Now, chemist Sheng Ding of The Scripps Research Institute in San Diego, California, and colleagues have figured out a way to skip genes altogether and insert the necessary transcription factors--proteins that turn on the target genes--directly into fetal mouse cells.
The big challenge was how to get the four proteins needed to reprogram the cell to penetrate the cell membrane. Previous research has shown that attaching a molecular tag of 11 arginine amino acids to a protein allows it to cross cell membranes. So the team fused DNA encoding to tag each of the genes for the reprogramming factors. The genes then expressed tagged proteins that could slip into cells and activate the pluripotency genes.
With experiments in the dish and in live mice, Ding and colleagues showed that the resulting cells are fully pluripotent. For example, when introduced into early-stage mouse embryos, they produced chimeric animals that have body tissues containing two different genomes, the team reports today in the journal Cell Stem Cell. Ding says the method is not as efficient as methods using a viral carrier, but he says the success rate in generating iPS cells is still "much higher" than the approaches that put in genes and then remove them. The team hopes to show that their technique will also work with human cells.
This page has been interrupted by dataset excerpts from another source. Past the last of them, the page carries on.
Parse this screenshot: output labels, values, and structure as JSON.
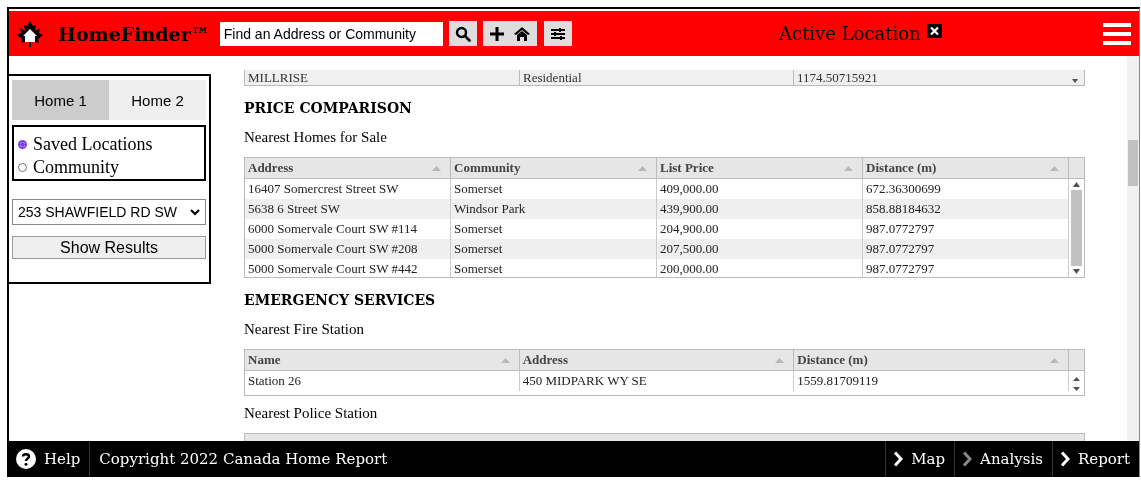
{
  "header": {
    "title": "HomeFinder™",
    "search": {
      "placeholder": "Find an Address or Community"
    },
    "active_location": "Active Location"
  },
  "sidebar": {
    "tabs": [
      {
        "label": "Home 1",
        "selected": true
      },
      {
        "label": "Home 2",
        "selected": false
      }
    ],
    "radios": [
      {
        "label": "Saved Locations",
        "selected": true
      },
      {
        "label": "Community",
        "selected": false
      }
    ],
    "address_select": "253 SHAWFIELD RD SW",
    "button": "Show Results"
  },
  "content": {
    "previous_row": [
      "MILLRISE",
      "Residential",
      "1174.50715921"
    ],
    "sections": [
      {
        "title": "PRICE COMPARISON",
        "tables": [
          {
            "caption": "Nearest Homes for Sale",
            "columns": [
              "Address",
              "Community",
              "List Price",
              "Distance (m)"
            ],
            "rows": [
              [
                "16407 Somercrest Street SW",
                "Somerset",
                "409,000.00",
                "672.36300699"
              ],
              [
                "5638 6 Street SW",
                "Windsor Park",
                "439,900.00",
                "858.88184632"
              ],
              [
                "6000 Somervale Court SW #114",
                "Somerset",
                "204,900.00",
                "987.0772797"
              ],
              [
                "5000 Somervale Court SW #208",
                "Somerset",
                "207,500.00",
                "987.0772797"
              ],
              [
                "5000 Somervale Court SW #442",
                "Somerset",
                "200,000.00",
                "987.0772797"
              ]
            ]
          }
        ]
      },
      {
        "title": "EMERGENCY SERVICES",
        "tables": [
          {
            "caption": "Nearest Fire Station",
            "columns": [
              "Name",
              "Address",
              "Distance (m)"
            ],
            "rows": [
              [
                "Station 26",
                "450 MIDPARK WY SE",
                "1559.81709119"
              ]
            ]
          },
          {
            "caption": "Nearest Police Station"
          }
        ]
      }
    ]
  },
  "footer": {
    "help": "Help",
    "copyright": "Copyright 2022 Canada Home Report",
    "nav": [
      {
        "label": "Map",
        "disabled": false
      },
      {
        "label": "Analysis",
        "disabled": true
      },
      {
        "label": "Report",
        "disabled": false
      }
    ]
  }
}
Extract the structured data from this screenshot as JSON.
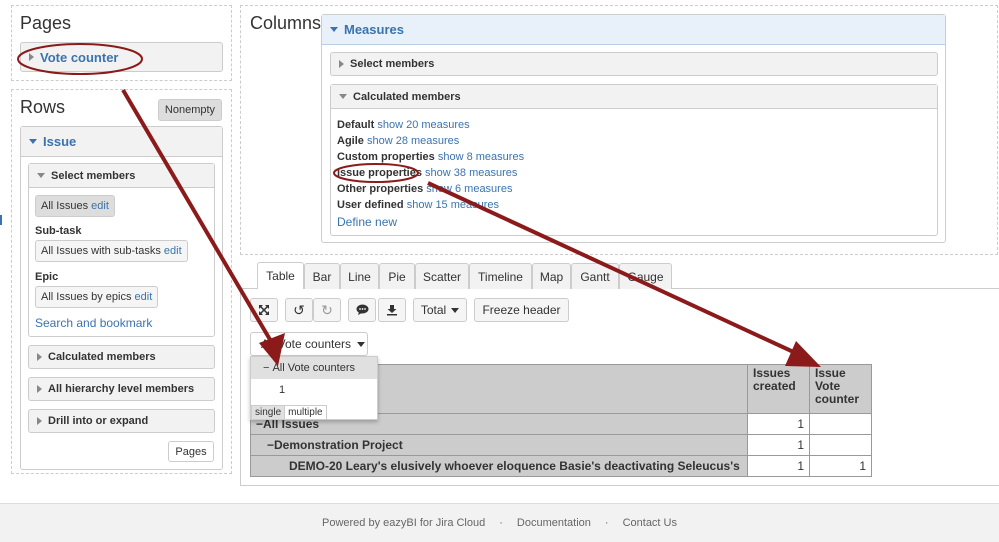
{
  "pages": {
    "title": "Pages",
    "item": "Vote counter"
  },
  "rows": {
    "title": "Rows",
    "nonempty_label": "Nonempty",
    "dimension": "Issue",
    "select_members": "Select members",
    "all_issues": "All Issues",
    "edit": "edit",
    "subtask_label": "Sub-task",
    "subtask_value": "All Issues with sub-tasks",
    "epic_label": "Epic",
    "epic_value": "All Issues by epics",
    "search_bookmark": "Search and bookmark",
    "calculated_members": "Calculated members",
    "hierarchy_members": "All hierarchy level members",
    "drill": "Drill into or expand",
    "pages_button": "Pages"
  },
  "columns": {
    "title": "Columns",
    "measures": "Measures",
    "select_members": "Select members",
    "calculated_members": "Calculated members",
    "groups": [
      {
        "name": "Default",
        "link": "show 20 measures"
      },
      {
        "name": "Agile",
        "link": "show 28 measures"
      },
      {
        "name": "Custom properties",
        "link": "show 8 measures"
      },
      {
        "name": "Issue properties",
        "link": "show 38 measures"
      },
      {
        "name": "Other properties",
        "link": "show 6 measures"
      },
      {
        "name": "User defined",
        "link": "show 15 measures"
      }
    ],
    "define_new": "Define new"
  },
  "tabs": [
    "Table",
    "Bar",
    "Line",
    "Pie",
    "Scatter",
    "Timeline",
    "Map",
    "Gantt",
    "Gauge"
  ],
  "toolbar": {
    "total": "Total",
    "freeze": "Freeze header"
  },
  "page_filter": {
    "label": "All Vote counters",
    "options": [
      "All Vote counters",
      "1"
    ],
    "mode_single": "single",
    "mode_multiple": "multiple"
  },
  "table": {
    "headers": [
      "Issues created",
      "Issue Vote counter"
    ],
    "rows": [
      {
        "label": "All Issues",
        "created": "1",
        "vote": ""
      },
      {
        "label": "Demonstration Project",
        "created": "1",
        "vote": ""
      },
      {
        "label": "DEMO-20 Leary's elusively whoever eloquence Basie's deactivating Seleucus's",
        "created": "1",
        "vote": "1"
      }
    ]
  },
  "footer": {
    "powered": "Powered by eazyBI for Jira Cloud",
    "sep": "·",
    "docs": "Documentation",
    "contact": "Contact Us"
  },
  "colors": {
    "link": "#3b73af",
    "annotation": "#8b0000"
  }
}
Harvard University molecular biologist Konrad Hochedlinger, who last year reported using a harmless virus to reprogram mouse liver cells into iPS cells (ScienceNOW, 26 September 2008), says the paper is "an important proof of principle; ... using protein is generally better than using DNA, which can always integrate [into host DNA] and cause mutations." However, he cautions that the scientists have yet to show that the technique works on adult mouse as well as human cells.